We have established a program with our local partner, Alamance For Freedom, that will allow one student per semester to intern for this coalition, learning and disseminating information about trafficking in Alamance County, developing resources for survivors, and working hand-in-hand with law enforcement for the sake of prevention and intervention. A member of our cohort, Amy McCurdy, has pioneered this position, creating a precedent for the many interns to come.

DSCN7764We are so grateful for those of you whom have supported our Stand Up for Freedom week. Many hours of work have been poured into this week dedicated to raising awareness and facilitating discussion about this woefully forgotten issue. We feel strongly that all members of the Elon community should know about the prolific and dangerous practice of human trafficking, especially acknowledging how it exists at a shockingly grand scale in our university’s own backyard. We are honored to have four representatives from our Haitian partnership, Restavek Freedom Foundation. Please help us recognize Christine, Joan, Rosaline, and Adeline. They have brought a fantastic interactive exhibit which presents a first-person view of restavek, set up in the Sacred Space of Numen Lumen. We highly encourage you to go visit the exhibit, to experience first-hand the trials of child slavery. It will be up through tomorrow.

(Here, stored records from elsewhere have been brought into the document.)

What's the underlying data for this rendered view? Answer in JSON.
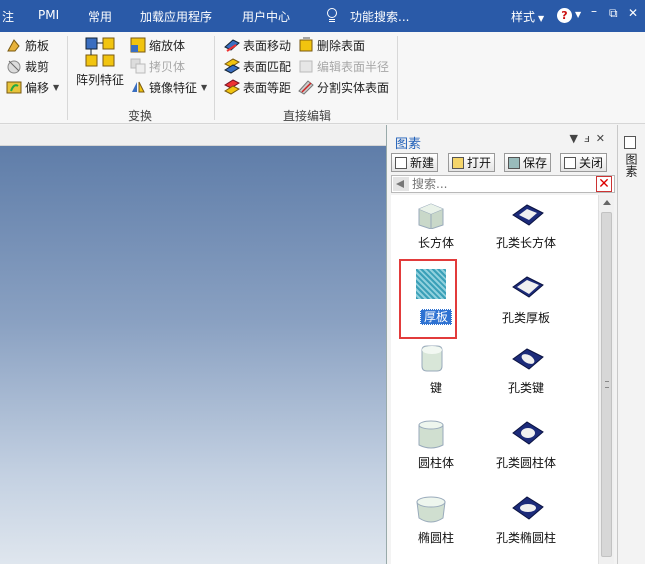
{
  "menubar": {
    "items": [
      "注",
      "PMI",
      "常用",
      "加载应用程序",
      "用户中心"
    ],
    "search_placeholder": "功能搜索...",
    "style_label": "样式",
    "help": "?"
  },
  "ribbon": {
    "col1": [
      "筋板",
      "裁剪",
      "偏移"
    ],
    "array": "阵列特征",
    "col2": [
      "缩放体",
      "拷贝体",
      "镜像特征"
    ],
    "col3": [
      "表面移动",
      "表面匹配",
      "表面等距"
    ],
    "col4": [
      "删除表面",
      "编辑表面半径",
      "分割实体表面"
    ],
    "groups": [
      "变换",
      "直接编辑"
    ]
  },
  "panel": {
    "title": "图素",
    "buttons": [
      "新建",
      "打开",
      "保存",
      "关闭"
    ],
    "search_placeholder": "搜索...",
    "items": [
      "长方体",
      "孔类长方体",
      "厚板",
      "孔类厚板",
      "键",
      "孔类键",
      "圆柱体",
      "孔类圆柱体",
      "椭圆柱",
      "孔类椭圆柱"
    ]
  },
  "strip": {
    "label": "图素"
  },
  "colors": {
    "menubar": "#2a5aa8",
    "selection": "#2e72d2",
    "highlight_frame": "#e23b3b"
  }
}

For the past three years, Elaina and I have been fortunate enough to deliver the speech for the Class of 2015 at Celebrate Periclean, and each year we have wrestled with the question “What does it mean to be a Periclean Scholar?” We have tried, again and again, year after year, to define what this challenging yet rewarding experience means. After all this time, we think we may finally have encountered the true essence of this program, and what is has added to our time here at Elon. To be a Periclean Scholar means to care; to care deeply about the world around us. To care so much so that it spurs us to cross oceans, deconstruct our own beliefs, and lend our hearts to the heroes who raise their voices against injustice every day. To dedicate our undergraduate research to understanding trafficking, to work with anti-trafficking organizations in Alamance County, and to scrutinize the roles we play in promoting social justice. In May, we will be ready to face the world as more informed, compassionate, curious, and humble citizens of the world, so much of which we owe to our privilege of being Periclean Scholars.